Vibo, dipendenti provinciali senza stipendio. Nesci invoca l'intervento di Minniti
La deputata del Movimento Cinquestelle in Prefettura al fianco dei lavoratori: "Lo Stato deve intervenire per garantire scuole, strade e stipendi"
"Una volta per tutte lo Stato deve garantire risorse adeguate alla Provincia di Vibo Valentia, per le scuole, le strade e gli stipendi dei dipendenti. Non è più ammissibile che a scadenza periodica si ripresentino gli stessi problemi, dovuti all’esiguità dei fondi disposti dal governo, che ha ignorato ogni nostro emendamento risolutivo". E' quanto chiede la parlamentare del Movimento Cinquestelle Dalila Nesci, presente questa mattina in Prefettura per l'infinita vertenza che coinvolge i dipendenti della Provincia di Vibo Valentia che avanzano ben sei mensilità.
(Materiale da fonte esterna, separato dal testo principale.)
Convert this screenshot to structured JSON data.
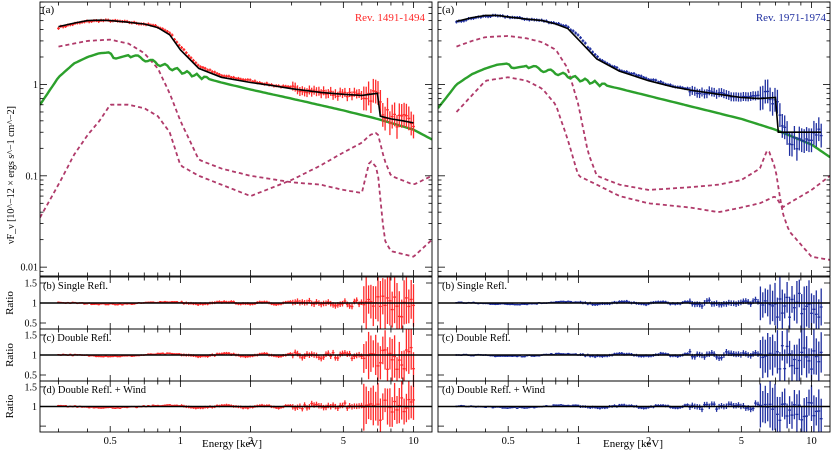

Rischio chiusura scuole e strade. "Ora la situazione - avverte - è gravissima, il presidente provinciale pensa a ragione di chiudere le scuole e le strade, mentre i dipendenti hanno sei mensilità arretrate, anche a causa della rigidità della tesoreria in capo a Monte dei Paschi di Siena, banca più volte aiutata con miliardi pubblici. Ho sentito il ministro dell’Interno, Marco Minniti, rappresentandogli l’impossibilità, per la Provincia di Vibo Valentia, di andare avanti in queste condizioni. Il ministro si è attivato, ma penso che la questione vada risolta in via definitiva nell’ambito della Legge di stabilità, attraverso una distribuzione delle risorse che consenta alle Province l’esercizio delle funzioni assegnate. Mi auguro che prevalga la responsabilità delle forze politiche, al fine di assicurare la continuità didattica nelle scuole, la sicurezza delle strade provinciali e la sacrosanta tranquillità dei dipendenti, che non possono vivere in questo inferno".